The Cairo Gang are not so much a band as they are an amorphous and impermanent collection of musicians — the only cohesive element being Emmett Kelly, who formed the band while attending high school in LA over a decade ago. Since then, Kelly and his revolving door of talent have put out several albums. Most recently they have released, Untouchable, which sounds like it may have been recorded inside a time machine. Kelly isn’t shy about flaunting his affinity for late sixties pop, but Untouchable is good for more than just being dose of nostalgia.
The album kicks off with “Broken Record,” a downtempo lament about the repetition of life and the inevitability of habit. Kelly shows off his vocal range in the catchy and enigmatic “Real Enough To Believe,” a song that would fit snugly amongst the tracklist of The Beach Boys’ Pet Sounds. “That’s When It’s Over” is a glorious runaway train that starts with unassuming, catchy riffs and builds up speed over the next six minutes until we’re left with a discordant free-for-all of electric guitar and drums. “Your sweet little lies, I wonder why I must believe,” Kelly sings with the slightest hint of sadness in the opening verse. The transition from softness to brutal energy is a surprising choice that begs a second listen.
The title track trades in electric for acoustic guitar and hands over the stage to Kelly’s entrancing falsetto: “If you took care not to be so self-aware you might see all your troubles fade away,” he croons. “In the Heart of Her Heart” ends as quickly as it began, but not before delivering a jolt of prickly guitar in the style of old school garage punk. “Let it Gain You” weaves in and out of focus, coming across as a loosely structured psychedelic fever dream that asks the listener to, “make the noise that echoes in the canyons of your heart.” The passage of time and process of waiting for something — or someone — is a reoccurring theme throughout Untouchable. “What Can You Do” closes out the album with the rhetorical question, “time will always move the way that it must / so what can you, but play the fool?”

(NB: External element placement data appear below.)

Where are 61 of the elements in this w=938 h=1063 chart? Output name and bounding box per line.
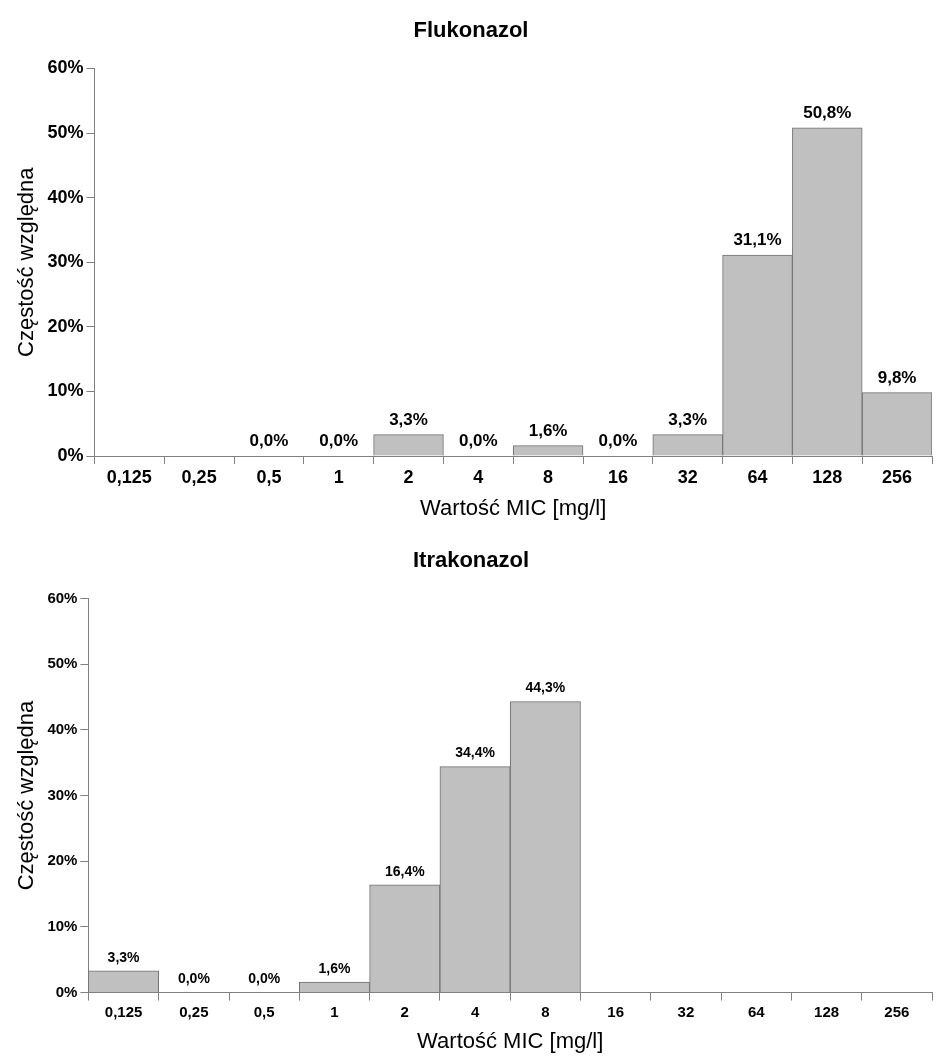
data-label: 1,6%: [318, 959, 351, 976]
y-tick-label: 50%: [47, 121, 84, 142]
x-tick-label: 32: [677, 466, 698, 487]
data-label: 0,0%: [319, 431, 359, 451]
x-tick-label: 128: [812, 466, 843, 487]
x-tick-label: 0,25: [181, 466, 217, 487]
data-label: 31,1%: [733, 230, 782, 250]
y-tick-label: 0%: [55, 982, 78, 1000]
data-label: 0,0%: [249, 431, 289, 451]
chart-title: Flukonazol: [413, 17, 529, 43]
data-label: 0,0%: [177, 970, 211, 987]
data-label: 0,0%: [598, 431, 638, 451]
y-tick-label: 20%: [47, 851, 78, 869]
x-tick-label: 0,125: [106, 466, 152, 487]
x-tick-label: 1: [330, 1002, 339, 1020]
data-label: 44,3%: [525, 679, 566, 696]
x-axis-title: Wartość MIC [mg/l]: [417, 1027, 604, 1053]
data-label: 50,8%: [803, 103, 852, 123]
y-tick-label: 10%: [47, 380, 84, 401]
data-label: 0,0%: [458, 431, 498, 451]
x-tick-label: 0,5: [253, 1002, 275, 1020]
data-label: 9,8%: [877, 367, 917, 387]
x-tick-label: 0,125: [104, 1002, 143, 1020]
y-tick-label: 30%: [47, 785, 78, 803]
x-tick-label: 64: [747, 466, 768, 487]
x-tick-label: 16: [607, 466, 628, 487]
data-label: 34,4%: [455, 744, 496, 761]
y-tick-label: 10%: [47, 917, 78, 935]
x-tick-label: 2: [400, 1002, 409, 1020]
y-tick-label: 60%: [47, 57, 84, 78]
x-tick-label: 2: [403, 466, 414, 487]
x-tick-label: 1: [333, 466, 344, 487]
y-tick-label: 20%: [47, 315, 84, 336]
y-axis-title: Częstość względna: [13, 166, 39, 357]
data-label: 3,3%: [668, 409, 708, 429]
y-tick-label: 60%: [47, 588, 78, 606]
x-tick-label: 16: [607, 1002, 624, 1020]
data-label: 0,0%: [248, 970, 281, 987]
x-tick-label: 0,5: [256, 466, 282, 487]
x-axis-title: Wartość MIC [mg/l]: [420, 494, 607, 520]
x-tick-label: 256: [882, 466, 913, 487]
x-tick-label: 256: [884, 1002, 910, 1020]
x-tick-label: 0,25: [179, 1002, 209, 1020]
x-tick-label: 4: [470, 1002, 480, 1020]
y-tick-label: 30%: [47, 251, 84, 272]
x-tick-label: 8: [543, 466, 554, 487]
x-tick-label: 32: [677, 1002, 695, 1020]
y-tick-label: 50%: [47, 654, 78, 672]
y-axis-title: Częstość względna: [13, 699, 39, 891]
x-tick-label: 64: [747, 1002, 766, 1020]
x-tick-label: 8: [541, 1002, 550, 1020]
data-label: 1,6%: [528, 420, 568, 440]
data-label: 3,3%: [389, 409, 428, 429]
y-tick-label: 0%: [57, 444, 84, 465]
data-label: 16,4%: [384, 862, 426, 879]
x-tick-label: 128: [814, 1002, 840, 1020]
y-tick-label: 40%: [47, 186, 84, 207]
y-tick-label: 40%: [47, 719, 78, 737]
data-label: 3,3%: [107, 948, 141, 965]
chart-title: Itrakonazol: [412, 547, 530, 573]
x-tick-label: 4: [473, 466, 484, 487]
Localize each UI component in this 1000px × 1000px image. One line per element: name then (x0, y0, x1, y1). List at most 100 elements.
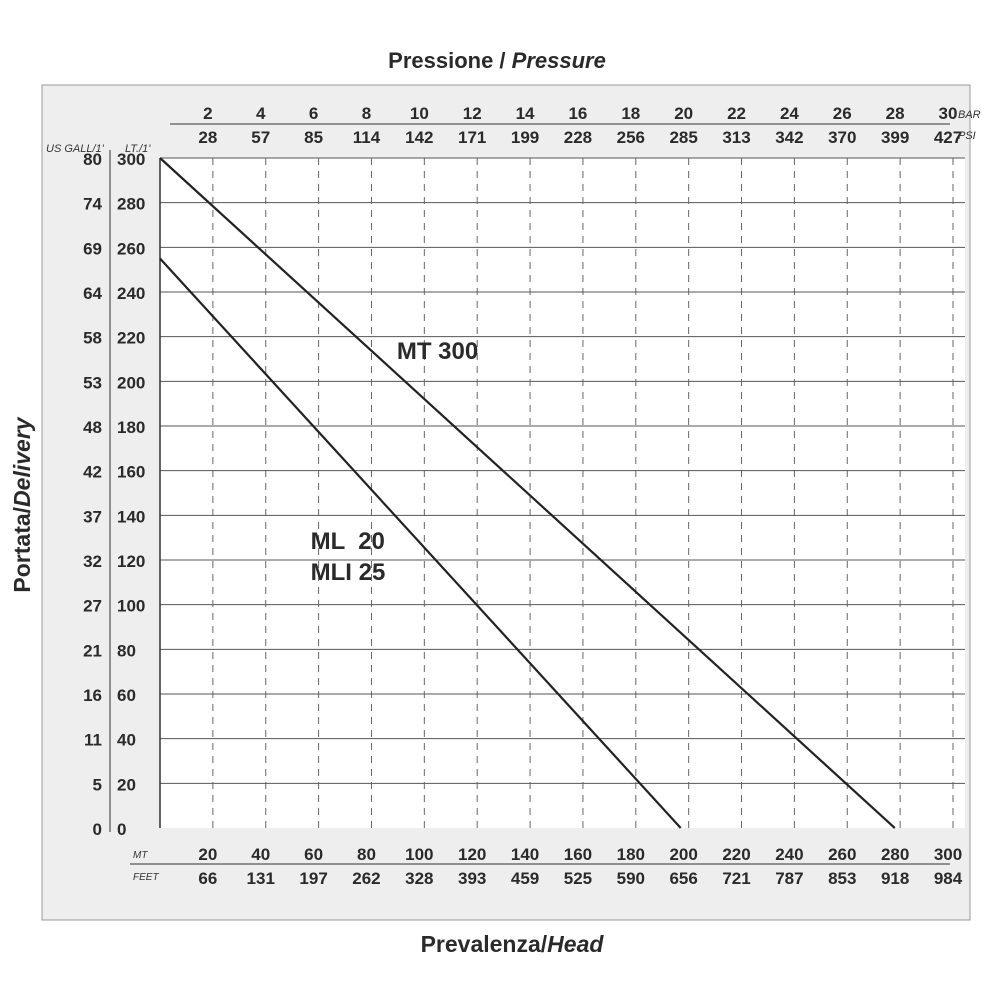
series-label-mt300: MT 300 (397, 338, 478, 365)
tick-label-mt: 220 (722, 845, 750, 864)
tick-label-mt: 200 (669, 845, 697, 864)
tick-label-gal: 16 (83, 686, 102, 705)
tick-label-mt: 240 (775, 845, 803, 864)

Untouchable is undoubtedly an album that would benefit from the current resurgence of vinyl (yes, it is available as an LP). However, any format will do. Kelly has created something that doesn’t simply draw inspiration from 1960s music, but also astounds with its authenticity of sound. From the reverb of the acoustic guitar on the title track to the lo-fi fuzz of Kelly’s brooding vocals, no details were overlooked in the pursuit of a sonic doppelgänger that has earned its spot in the canon.